Yo nunca, nunca sola
En la penumbra serena de la noche, cuando el resto del mundo parece haberse desvanecido y todo queda reducido a un pequeño universo privado, Marta y Fina comparten uno de esos momentos que se graban para siempre en la memoria. Están acostadas, juntas en la misma cama, abrazadas como si el tiempo se hubiera detenido. La luz es tenue, apenas un destello cálido que dibuja sus siluetas, y el silencio que las rodea es tan profundo que solo se escucha el suave compás de sus respiraciones acompasadas.
Fina, con voz suave y dulce, rompe el silencio llamando a Marta “mi amor”. Esas dos palabras, tan sencillas, llevan detrás todo el peso de su historia y de sus sentimientos. Marta responde con la misma ternura, dándole permiso para abrir su corazón. Entonces, Fina confiesa con un tono cargado de emoción que la ama más que nunca, que ella es toda su vida y que jamás ha experimentado una felicidad tan plena. Sus palabras no son simples declaraciones; llevan la urgencia de quien necesita que la otra persona entienda la profundidad de ese amor. Repite una y otra vez “te quiero, te quiero muchísimo”, como si quisiera grabarlo en la piel y en el alma de Marta.

Se acercan hasta que sus frentes se tocan, compartiendo el mismo aliento, sintiendo el latido de la otra. Marta, sin embargo, percibe algo más allá de la intensidad de las palabras. Nota una sombra de melancolía en los ojos de Fina, un matiz que se cuela entre sus sonrisas. Con un tono suave, casi maternal, le pregunta qué le ocurre. Fina responde que solo quiere estar así, pegada a ella, como si fueran una sola persona, sin fisuras, sin distancias, unidas en cuerpo y alma.
Marta sonríe y le dice que estar con ella en ese instante es como revivir la primera vez que estuvieron juntas, un recuerdo que guarda como el verdadero inicio de su vida. Fina asiente y lo llama “el comienzo de su vida completa”, como si todo lo anterior no hubiera sido más que un prólogo que las preparó para este amor. La conexión que comparten es tan profunda que ambas saben que no hay nada que pueda compararse.
Con voz segura, Marta le confiesa que no puede imaginar su vida sin ella y que está convencida de que todas las pruebas y riesgos que han enfrentado solo han servido para reforzar lo que sienten. Fina la escucha con atención, pero su mirada intensa obliga a Marta a preguntar de nuevo: “¿Qué pasa? ¿No me crees?”. No lo dice por inseguridad, sino porque necesita asegurarse de que Fina sienta la misma certeza que ella.

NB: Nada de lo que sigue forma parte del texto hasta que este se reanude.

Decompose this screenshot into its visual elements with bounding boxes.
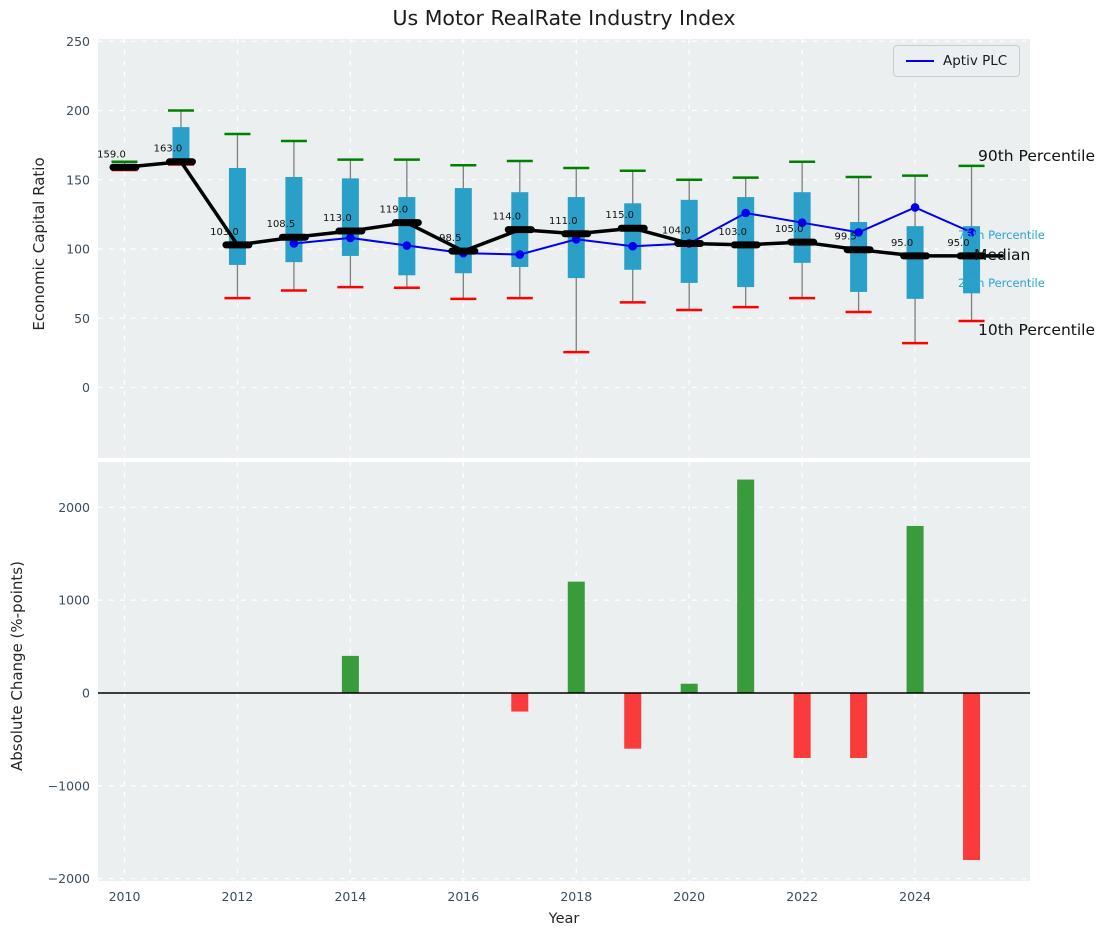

Marta insiste en que nada ni nadie en el mundo podrá separarlas. Es una promesa firme, pronunciada sin vacilaciones. Fina la mira directamente a los ojos y, con la seguridad de quien no deja espacio a dudas, le responde que lo sabe, que incluso daría su vida por ella sin pensarlo. Marta, profundamente conmovida, le dice que lo único que desea es que compartan esa vida, sin promesas exageradas ni condiciones, simplemente el hecho de vivirla juntas.

Entonces Fina, con una determinación que corta el aire, asegura que jamás permitirá que algo malo le ocurra. Su “nunca” resuena como un juramento grabado en la noche, tan sólido que parece desafiar a cualquier destino adverso. Ese compromiso no queda suspendido en las palabras: lo sellan con un beso que empieza con suavidad pero pronto se profundiza.
Ese beso no es solo pasión; es pertenencia. Es un “tú eres mía y yo soy tuya” que no necesita explicaciones. Es la forma en la que dos almas se reconocen y se reclaman, no como posesión, sino como elección mutua. En ese instante, las amenazas y miedos del mundo exterior se disuelven, volviéndose impotentes frente a la fortaleza de su vínculo.
En la intimidad de esa noche, ambas sienten que son infinitas. No importa lo que pueda traer el mañana: han encontrado a su persona, a su amor perfecto, y están convencidas de que su historia está destinada a durar para siempre. Su amor no solo sobrevive, sino que florece, creciendo con cada instante compartido. Y mientras siguen abrazadas, Marta y Fina saben que, pase lo que pase, nunca estarán solas.